Now we have a context for a few observations on the HBO movie (which I have not seen).
First of all the movie is based on the book Game Change, by veteran political reporters John Heilemann (New York magazine) and Mark Halperin (Time). They said their goal was to provide an intimate portrait of 2008 “candidates and spouses who stood a reasonable chance of occupying the White House.” The result, according to New York Times reviewer Michiko Kakutani is “a spicy smorgasbord of observations, revelations and allegations — some that are based on impressive legwork and access, some that simply crystallize rumors and whispers from the campaign trail, and some that it’s hard to verify independently as more than spin or speculation on the part of unnamed sources.” In other words the book is a blend of fact and fiction, an alternate history.

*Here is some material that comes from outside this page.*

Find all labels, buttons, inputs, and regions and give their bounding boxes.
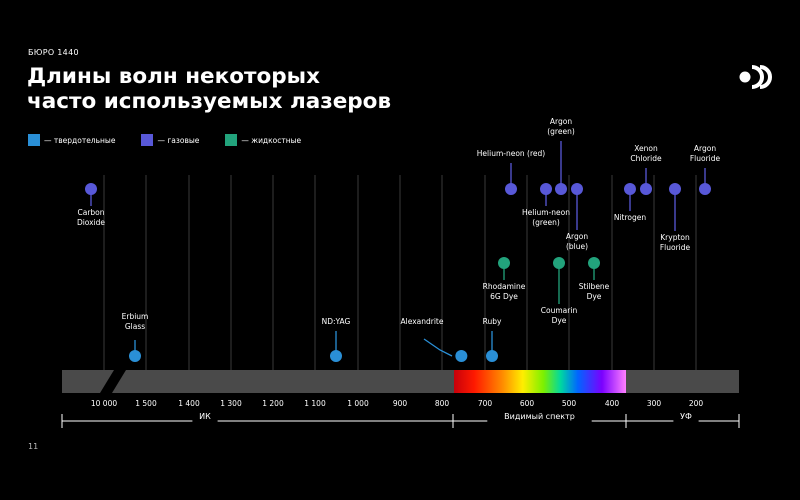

Not only is the book retailed gossip, but gossip by a particular kind of source, political operatives. Now, a political operative — staffer or consultant — earns his pay by being hypercritical of his candidate. He has to see every flaw in performance that may be correctable and every weakness in his candidate that could potentially be exploited by the other side. When these guys gossip (especially on deep background) they will naturally tend to accentuate the negative. Another relevant factor is that if you’re a campaign operative and your guy loses, you can talk to a reporter either blaming your own mistakes and deficiencies or those of the candidate. (Do you need three guesses?) Thus the people in the book who did not become president are trashed: Hilary Clinton, John McCain, John Edwards and Sarah Palin. Even Obama could be “conceited and windy.” And there is an index subhead under ‘Biden, Joe’ labeled ‘long-winded monologues and gaffes of.’
HBO’s focus on the Palin element of this book destroys the context but emphasizes the subtext: Sarah Palin is the only future presidential prospect truly feared by the beltway establishment. The message of this movie to war-weary Tea-Party conservatives is simple: “Do not despair, for if you persevere, you shall have overwhelming victory.”